Spełniło się marzenie Michała. Marzyciel razem z rodziną poleciał na Teneryfę. Cały czas nie do końca wierzył, że to się dzieje naprawdę. Po długiej podróży samolotem, a później autobusem dotarliśmy do pięknego hotelu. Mimo tego, że byliśmy na miejscu o 4 rano, to dało się odczuć znacznie cieplejszy klimat. Cała rodzina postanowiła następny dzień odespać. Obudziło ich jednak słońce i przepiękne widoki za oknem. Rano nikt już nie pamiętał o zmęczeniu, nawet młodsi bracia Michała. Od razu zaczęliśmy zwiedzanie hotelu i poszliśmy na basen. Nasz Marzyciel spędził w wodzie prawie cały dzień. Na drugi dzień zaczęło się zwiedzanie. Oczywiście Michał był przygotowany i wiedział, co chce zobaczyć. Najbardziej chciał pojechać do Siam Parku i Loro Parku. Jak się okazało, biuro podróży Rainbow Tours, nie tylko zasponsorowało transport i hotel, ale także te oba parki i wycieczkę objazdową! Michał niesamowicie się ucieszył.

Wszystko było zaplanowane, dlatego pierwszego dnia, sami wybraliśmy się na czarną plażę położoną w Puerto de la Cruz. Mówi się tak na nią, ponieważ jest na niej czarny, powulkaniczny piasek. Widoki były przepiękne! Upał nie pozwolił na kilkugodzinne siedzenie na plaży, dlatego poszliśmy jeszcze na spacer wzdłuż oceanu.

Na następny dzień pojechaliśmy na wycieczkę objazdową. Dzięki Pani Przewodnik dowiedzieliśmy się bardzo dużo. Niektóre rzeczy sami zdążyliśmy zauważyć, jak to, że prawie na każdym kroku można spotkać jaszczurkę. Autokar zatrzymywał się w najładniejszych miejscach i wtedy mieliśmy szansę porobić piękne zdjęcia. Podczas wycieczki zwiedziliśmy także Loro Park. Było to niezwykłe ZOO. Michałowi bardzo podobały się pokazy zwierząt. Najbardziej niesamowite orki, które robiły wrażenie, a przy okazji (złośliwie ;p ) mocno ochlapały publiczność wodą. Michał jednak wcześniej o tym czytał i wiedział w jakich miejscach usiąść, dlatego on z całą rodziną mieli suche ubrania i tylko z góry patrzyli na zaskoczonych ludzi, mokrych do ostatniej nitki. Poza tym był jeszcze na pokazie fok i delfinów. Do hotelu wróciliśmy bardzo późno. Wycieczka była bardzo udana, ale też męcząca.
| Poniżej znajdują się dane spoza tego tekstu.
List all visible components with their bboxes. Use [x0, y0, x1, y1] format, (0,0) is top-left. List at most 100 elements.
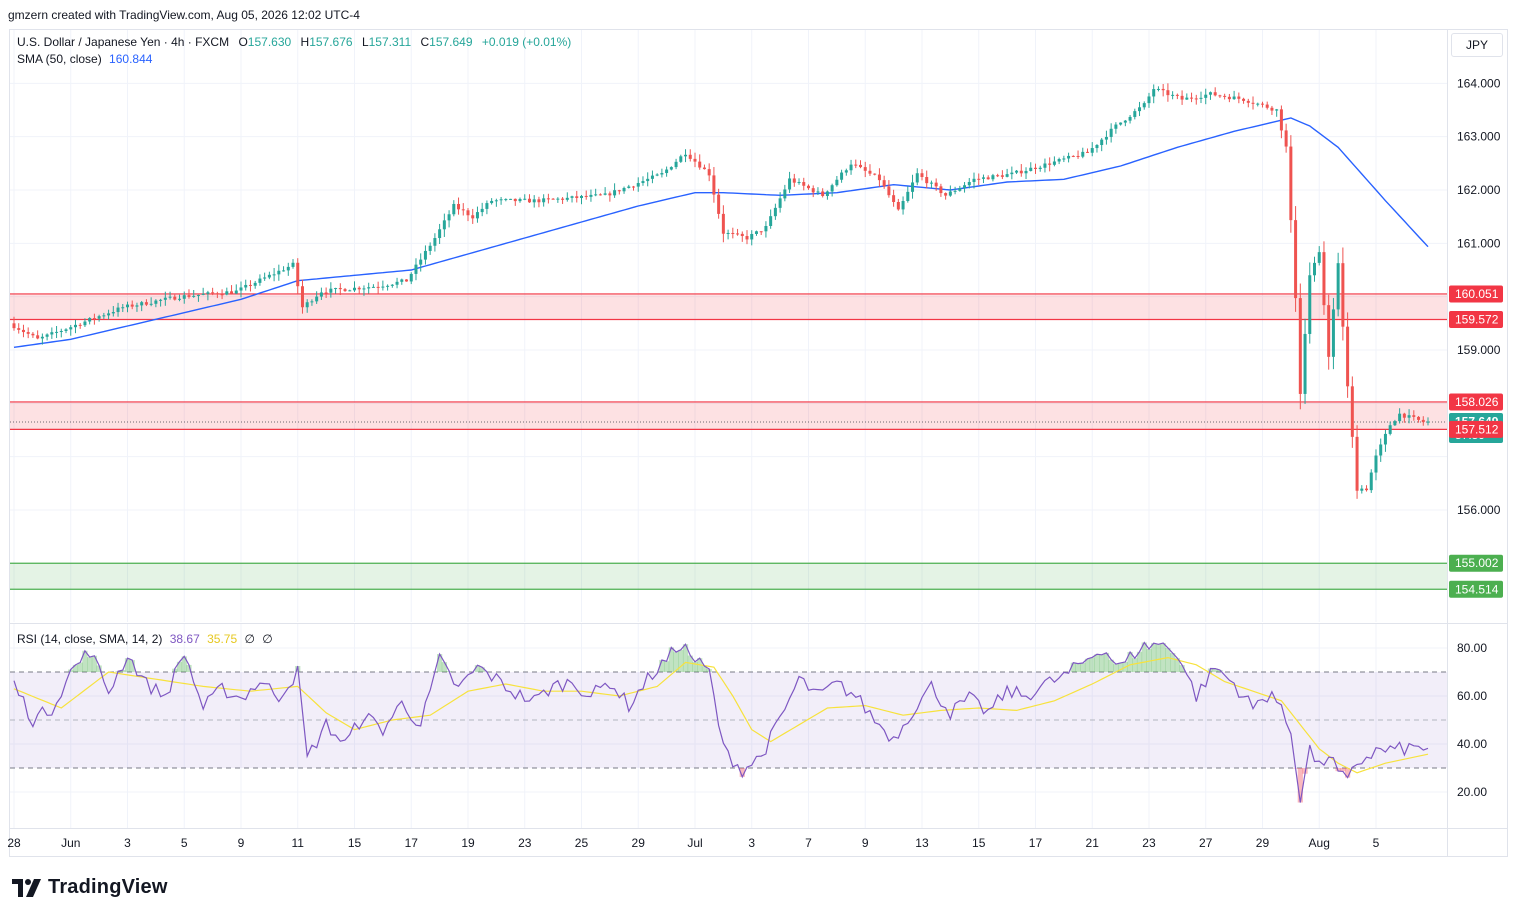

Innego dnia wybraliśmy się do Siam Parku. Na to Michał najbardziej nie mógł się doczekać. Pierwsze co poszedł na największą zjeżdżalnię! The Tower of Power to wysoka na 28 metrów wieża. Razem z całą rodziną czekaliśmy na dole z kamerą i aparatami ponad godzinę. Jednak było warto! Zjazd wyglądał niesamowicie! Michał opowiadał, że zjeżdżając na samym początku ma się wrażenie, że się spada nie dotykając zjeżdżalni. Był pod ogromnym wrażeniem. Od razu razem z rodziną poszli sprawdzać inne atrakcje. Spływy na pontonach, zjeżdżalnie, sztuczna plaża- wszystko robiło wrażenie. Po intensywnym dniu zmęczenie wróciliśmy do hotelu.

Któregoś dnia wybraliśmy się także na zakupy. Michał kupił kilka pamiątek. Szukał ich długo i starannie wybierał.

Niestety tydzień minął szybko i trzeba było wracać. Nasz Marzyciel razem z rodziną opaleni i szczęśliwi wrócili do Polski. Michał przyznał, że wycieczka przerosła jego oczekiwania, wszyscy byli zachwyceni.

Bardzo dziękujemy Rainbow Tours za spełnienie marzenia Michała i przepiękną wycieczkę. Marzyciel na zawsze zapamięta swój pobyt na Teneryfie!